Chapter 6

2.6K 861 1K
                                    

Udah chapter 6 aja nih,

Kalian baca di pukul berapa? Coba absen di sini!

Selamat membaca!

—-

Sejak pagi, Anindita sudah bersiap-siap untuk berangkat ke kampus dengan penuh semangat. Persis seperti anak TK yang tak sabaran bertemu teman-temannya. "Selamat pagi, Teh." Anindita menyapa Teh Yati yang sedang menyiapkan sarapan. "Hmm ... aromanya enak banget, masak apa hari ini Teh?"

"Teteh bikin soto, nih."

Anindita membantu Teh Yati memindahkan kuah sop di panci besar ke dalam mangkuk berukuran sedang lalu meletakkan di meja makan. "Teh, emangnya Ibunya Caraka itu di mana?" tanyanya penasaran.

Teh Yati sejenak menghentikan kegiatannya dengan melirik Anin, lalu lirih dia menjawab. "Udah meninggal waktu Aa' usia 7 tahun, waktu itu karena melahirkan Eneng Ratih terkena infeksi postpartum."

"Infeksi postpartum?"

"Kalau nggak salah, karena ada bakteri masuk ke tubuhnya Ibu terus ujungnya infeksi ... aduh Teteh takut salah jelasin, Neng." Teh Yati terlihat berhati-hati sekali.

Anindita terdiam sejenak, berusaha mencerna informasi itu dalam kepalanya. "Kalau ayahnya?"

"Kerja di luar kota, pulang kalau akhir tahun saja atau kalau lebaran, Neng. Makanya ada Neng Anin di sini, Teteh senang pisan, akhirnya Neng Ratih ada temennya. Biasanya mah dia sendirian, apalagi kan Neng Ratih homeschooling sejak kelas 3 SD. Awalnya Neng Ratih di sekolah biasa sampai akhirnya suatu hari dia pulang sambil nangis, katanya dijahatin teman-temannya karena nggak bisa bicara, akhirnya Bapak teh mutusin supaya Neng Ratih sekolahnya di rumah aja. Ssst ... obrolannya dilanjutin nanti aja, ya. Ada Aa' udah bangun, tuh." Teh Yati beralih kembali fokus ke kegiatannya.

Kepala Anin menoleh dan menemukan Caraka sudah rapi, mengenakan kemeja berkerah, celana jins dan sneakers sambil menenteng tas ranselnya di punggung. "Selamat pagi!" Anin menyapa penuh semangat.

Caraka memandangnya aneh, seolah Anin berbicara dalam bahasa alien.

"Pagi! Dijawab, dong,"

"Hm."

"Kopinya, A'." Teh Yati menyuguhkan kopi Robusta di hadapan Caraka.

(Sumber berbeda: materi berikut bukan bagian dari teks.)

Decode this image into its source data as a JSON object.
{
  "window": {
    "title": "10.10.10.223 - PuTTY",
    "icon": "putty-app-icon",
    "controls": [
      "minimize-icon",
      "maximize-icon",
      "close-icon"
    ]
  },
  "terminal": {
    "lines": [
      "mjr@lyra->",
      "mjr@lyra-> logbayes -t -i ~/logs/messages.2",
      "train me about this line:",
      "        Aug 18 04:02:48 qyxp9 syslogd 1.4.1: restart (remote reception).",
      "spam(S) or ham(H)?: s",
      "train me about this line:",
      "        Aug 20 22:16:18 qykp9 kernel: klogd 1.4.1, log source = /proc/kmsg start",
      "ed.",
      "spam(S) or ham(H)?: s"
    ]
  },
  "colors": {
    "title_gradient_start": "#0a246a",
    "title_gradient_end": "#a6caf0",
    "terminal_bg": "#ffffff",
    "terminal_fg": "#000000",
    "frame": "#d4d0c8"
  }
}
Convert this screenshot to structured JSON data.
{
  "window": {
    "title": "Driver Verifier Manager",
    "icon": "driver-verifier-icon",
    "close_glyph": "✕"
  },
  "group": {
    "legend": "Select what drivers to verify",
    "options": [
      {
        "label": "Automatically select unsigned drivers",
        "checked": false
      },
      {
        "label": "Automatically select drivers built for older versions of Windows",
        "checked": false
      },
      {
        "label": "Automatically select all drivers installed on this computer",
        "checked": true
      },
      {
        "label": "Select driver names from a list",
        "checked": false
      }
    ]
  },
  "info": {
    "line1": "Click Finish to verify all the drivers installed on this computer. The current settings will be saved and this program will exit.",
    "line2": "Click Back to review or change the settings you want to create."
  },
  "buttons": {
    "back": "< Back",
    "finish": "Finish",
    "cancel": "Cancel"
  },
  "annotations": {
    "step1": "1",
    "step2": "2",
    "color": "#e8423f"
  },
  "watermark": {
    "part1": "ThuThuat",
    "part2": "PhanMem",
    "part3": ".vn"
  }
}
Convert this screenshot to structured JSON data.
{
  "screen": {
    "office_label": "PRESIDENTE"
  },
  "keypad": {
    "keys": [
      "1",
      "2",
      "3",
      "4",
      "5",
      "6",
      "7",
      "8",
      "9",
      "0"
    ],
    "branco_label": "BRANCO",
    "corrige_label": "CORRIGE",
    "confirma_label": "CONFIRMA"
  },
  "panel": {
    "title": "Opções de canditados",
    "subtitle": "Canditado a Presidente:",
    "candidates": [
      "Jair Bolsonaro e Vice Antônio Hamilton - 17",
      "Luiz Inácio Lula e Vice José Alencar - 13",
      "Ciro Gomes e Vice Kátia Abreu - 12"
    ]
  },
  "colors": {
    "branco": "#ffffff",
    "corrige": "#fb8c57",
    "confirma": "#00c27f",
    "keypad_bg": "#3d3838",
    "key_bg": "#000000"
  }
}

"Makasih, Teh. Kalau dibuatin sesuatu tuh bilang makasih, dong."

"Berisik lo." Caraka menyesap kopi dengan nikmat setelah sebelumnya mengendus aroma itu hingga memenuhi gelambir paru-parunya. "Ngomong-ngomong, mulai besok gue nggak bisa antar lo, jadi hari ini gue ajarin lo caranya naik angkutan umum ke kampus."

"Oke siap."

Anin melihat Caraka mengusap-usap perutnya dan bersendawa.

Caraka menikmati sarapannya sambil mengetik sesuatu di ponselnya yang tersambung secara otomatis ke pemutar suara di ruang tengah yang suaranya dapat terdengar hingga ke dapur. Lagu Hey Jude milik The Beatles mengalun. Soal selera musik, Caraka bisa dibilang jauh lebih menyukai musik jadul. Tampilannya saja yang up to date, tapi aslinya dia jadul banget. Meskipun terkadang mau tidak mau dia harus riset juga tentang lagu baru yang sedang hits untuk dinyanyikan Aspire. Anindita mendengarkan dengan serius. "Lagu apa sih? Koplo aja, dong. Kan kita harus mencintai budaya lokal?"

"Udah kayak hidup di zaman Orde Lama aja, lo."

Anin mengernyit—dia masih ingat materi Sejarah yang diucapkan oleh guru di sekolahnya mengenai orde lama, orde baru, reformasi, hingga era demokrasi. "Apa hubungannya musik sama orde lama?"